Zur offiziellen Amtseinführung von Christoph Gillot als Direktor des Haßfurter Amtsgerichts war auch Lothar Schmitt, Präsident des Oberlandesgerichts Bamberg, zu Gast. Eine gute Gelegenheit, den beiden Richtern ein paar Fragen zu stellen: Ist der Landkreis Haßberge wirklich ein Drogen-Hotspot, wie oft behauptet wird? Wie stehen die Juristen zu den Plänen der Bundesregierung, Cannabis zu legalisieren? Und was sagen sie zu dem oft vorgebrachten Vorwurf, Straftäter würden zu oft mit zu geringen Strafen davonkommen?

Frage: Herr Gillot, ist der Landkreis ein Hotspot im Drogenhandel?
Christoph Gillot: Nein, das sehe ich nicht so. Die Problematik habe ich auch an meiner früheren Dienststelle in Coburg erlebt, wo unter anderem Amphetamin und Methamphetamin, das aus der Tschechei importiert wurde, eine Rolle spielte.
Begrüßen Sie die Freigabe von Cannabis, Herr Schmitt? Es würde die Arbeit der Justiz wohl um einiges erleichtern.
Lothar Schmitt: Nein, ich lehne eine Freigabe ab.
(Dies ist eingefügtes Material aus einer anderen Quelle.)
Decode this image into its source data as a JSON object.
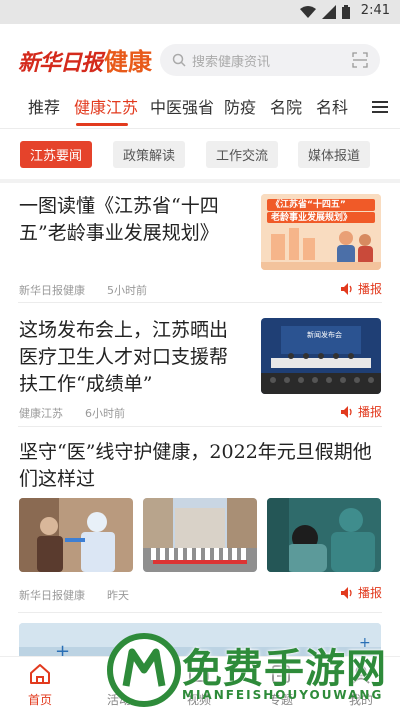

Eine Reihe von Straftätern sind jetzt schon Cannabis-Konsumenten, deren Schuldfähigkeit oft sachverständigenseits überprüft werden muss. Die Anzahl von Strafverfahren würde sich eher noch erhöhen, da zum Beispiel Cannabis-Konsumenten nach dem Konsum nicht verkehrstauglich sind. Eine Freigabe würde zu mehr Opfern und Verletzten im Straßenverkehr, aber auch darüber hinaus führen. Gesteigerter Cannabis-Konsum kann zu Persönlichkeitsveränderung mit fatalen Folgen für Opfer führen. Die Gerichte haben bereits genug mit den Folgen des legalen Konsums von Suchtmitteln zu tun, wie Alkohol. Eine Ausnahme gilt natürlich, wenn Cannabis-Produkte aus medizinischen Gründen von Ärzten verschrieben werden.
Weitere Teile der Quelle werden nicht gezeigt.